The lightboard itself is just a piece of laser-cut acrylic with a graphic slapped over it. It is 200% the size of a normal controller, allowing for easy videotaping. The LED’s on the 4 main buttons are the same color as the buttons themselves, just to make things a little more obvious. (The rest of the LED’s are red because that’s the cheapest color :)

Kind of like an old air traffic control board, in a way.

Action Videos!

Testing digital button outputs. This was quite simple… again had I used an older Xbox 360 controller it would be a different story.

Testing analog shoulder button bar graph. This was a little trickier… I ended up making a resistor ladder to convert the analog signal to a digital (progressive) LED layout. Using potentiometers (as the resistors) allowed me to dial in on the correct settings, and also adjust it so it wouldn’t interfere with the data going back to the Xbox.

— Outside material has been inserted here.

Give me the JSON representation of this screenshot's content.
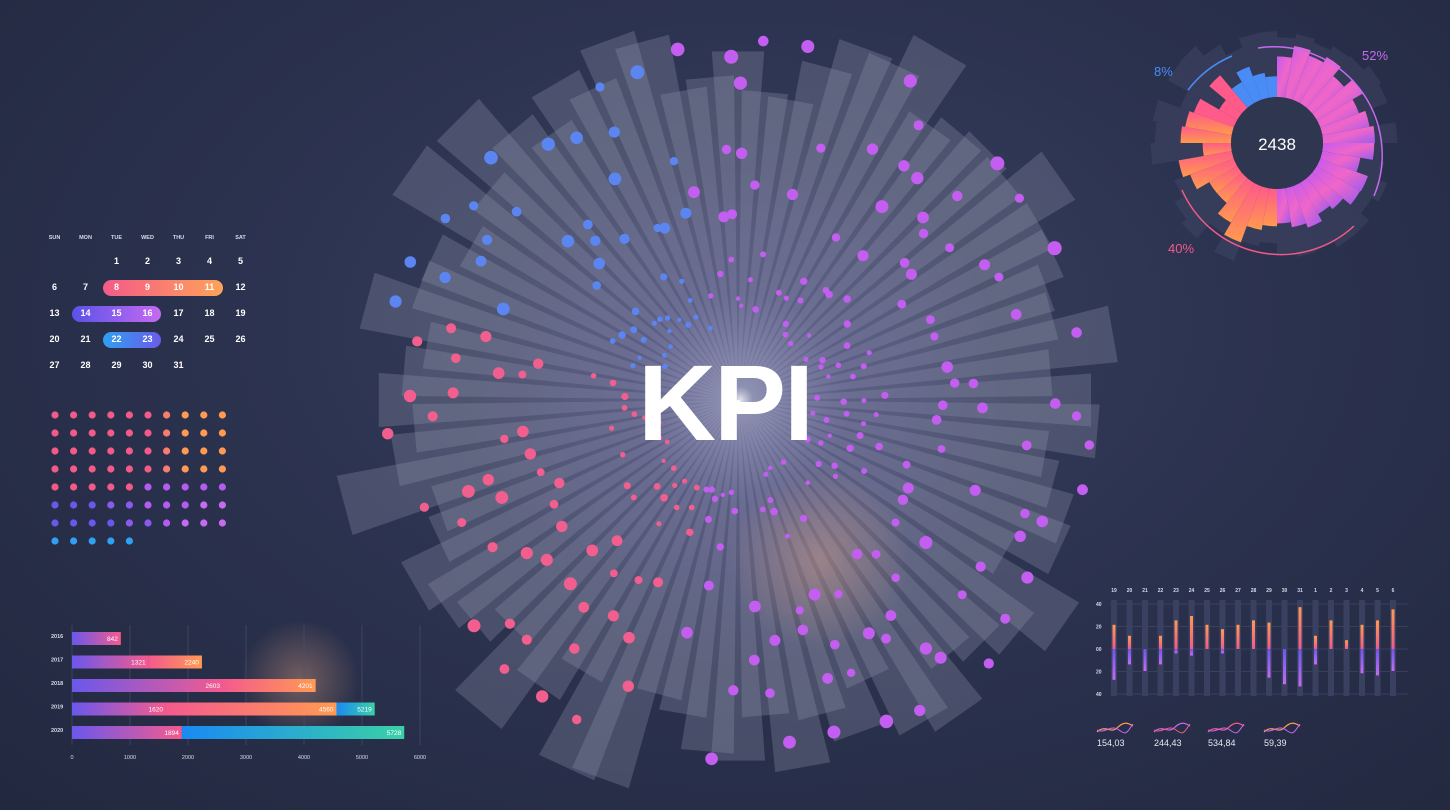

Testing controller with Grand Theft Auto 4, which was the hotness at the time of construction. That plant in the background has since died, unfortunately. Apparently the TV didn’t provide it enough light or something…

Comments

  1. Awesome piece of work.

    Infinity Ward’s controls for COD4 are so responsive and tight. I assumed they were sharply aware of the interaction between the user’s hands/mind and their code, but your commissioned controller is the evidence of what makes them so great.

    On the other hand, I was talking to a friend about how shitty the Force Unleashed-Star Destroy battle was. My friend said he passed that level with ease once he released that the quicktime event’s onscreen instructions were basically wrong. Not only would your 360 controller would be perfect to demonstrate the “right” way to solve that level, but if your controller was available to those guys at that time maybe they wouldn’t have released such a broken level.

  2. I remember seeing a drawing of this around greeleys back in the summer months, finally know what it is!

  3. I was impressed by Infinity Ward going the extra mile and ordering one of these.

    I actually used to visit a computer shop 20 or so years ago and the guy in there had made on of these to test if joysticks worked. His was much more primitive and was not used for resonse times, it was there to see if a fault lay with the computer or the controller. at the time I thought the guy must be a genius. So thanks for bringing back some terrific memories of saturday afternoons spent in that shop.

  4. Any pictures of where you made the connections inside the controller? I’m doing a controller hack that needs to hijack the button outputs in a similar way. I’m using the active low button style controller too but there doesn’t seem to be any good locations to hijack the buttons short of soldering directly to the main IC or scratching the protective coating off of a trace…

  5. Twisted, I’m not sure if I have any. I think I scraped the lines and intercepted the signals just outside of the rubber domes (so they wouldn’t be affected)

    It isn’t the easiest soldering in the world, to be sure. But doable.

    -Ben

  6. Well I chose to use a space time contiuom device that denotes each magnetic pull in which a button uses. I promulgated the equalateral triangle flangee and added some volt meter devices to decipher its input. I found that by sticking my finger up my ass I became aroused.